I guess the conlusion I have to settle for until more conclusive information comes to light is whether it’s a strategic war to protect the supply and price of oil, or protect the $US as the currency for oil, it’s still (pretty much) all about oil.
Where are the economists when you need 'em !

Btw Kimstu, I had a lovely Christmas and New Year in Goa several years ago (before it was discovered by the rave culture, I hasten to add). Hope you’re enjoying, what was for me, a fascinating and beautiful country.

Thanks LC, wow! After that post, my ignorance knew it had been in a fight. :slight_smile: Oddly enough, I was just reading an editorial in the business section of the Hindustan Times today discussing the US current account deficit situation, and whether the dollar slide might result in inflation, and whether the Fed would be willing to raise interest rates to squeeze inflation at the risk of slowing growth, etc. It ended with a recommendation for Indian investors and institutions to hold more forex in euros while waiting to see what happens to the US$ in 2004. Hmmmmmm.

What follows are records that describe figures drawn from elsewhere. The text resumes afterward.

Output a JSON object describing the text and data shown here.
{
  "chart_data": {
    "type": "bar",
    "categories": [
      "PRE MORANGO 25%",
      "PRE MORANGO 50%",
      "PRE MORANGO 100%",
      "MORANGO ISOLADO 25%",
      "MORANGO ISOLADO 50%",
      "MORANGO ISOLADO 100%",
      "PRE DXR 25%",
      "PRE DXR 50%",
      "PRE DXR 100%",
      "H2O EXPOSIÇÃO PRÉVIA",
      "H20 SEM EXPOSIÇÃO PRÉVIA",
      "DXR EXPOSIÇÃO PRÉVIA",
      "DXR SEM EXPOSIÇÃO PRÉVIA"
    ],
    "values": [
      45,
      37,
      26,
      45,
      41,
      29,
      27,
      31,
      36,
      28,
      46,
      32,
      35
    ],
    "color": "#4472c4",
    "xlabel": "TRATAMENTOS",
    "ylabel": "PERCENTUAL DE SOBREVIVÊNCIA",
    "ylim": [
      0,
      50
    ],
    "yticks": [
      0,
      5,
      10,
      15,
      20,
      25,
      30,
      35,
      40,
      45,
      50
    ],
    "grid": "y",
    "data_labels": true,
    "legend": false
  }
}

(Re living in India: yeah, it’s great! If it weren’t so far, and if the infrastructure were better, and if it were more culturally acceptable for women to go hiking and camping and so forth, and if you could get decent sushi, I’d really consider not coming home next summer.)

Sorry, there was quite a lot there. But it’s fascinating! It’s the empire’s Achilles heel, no less.

I’d guess, as your hope to do more hiking, that you’re not that far from the Himalayan foothills. Very nice, too!

When you get a week, please just take the bus to Nepal and hit a trail. If you’re worried about security, hang out at a hostel in Kathmandu until people you feel comfortable with show up and tag along – that’ll take a day or two at most. Easy, everyone does it.

I’m sure you know all that, though.

And I hope you’re not dissing the train system when you say “infrastructure”. Indian trains are simply a magnificent experience – assuming you have time on your side. Love, love, love e’m!

You’re making me very envious. Damn.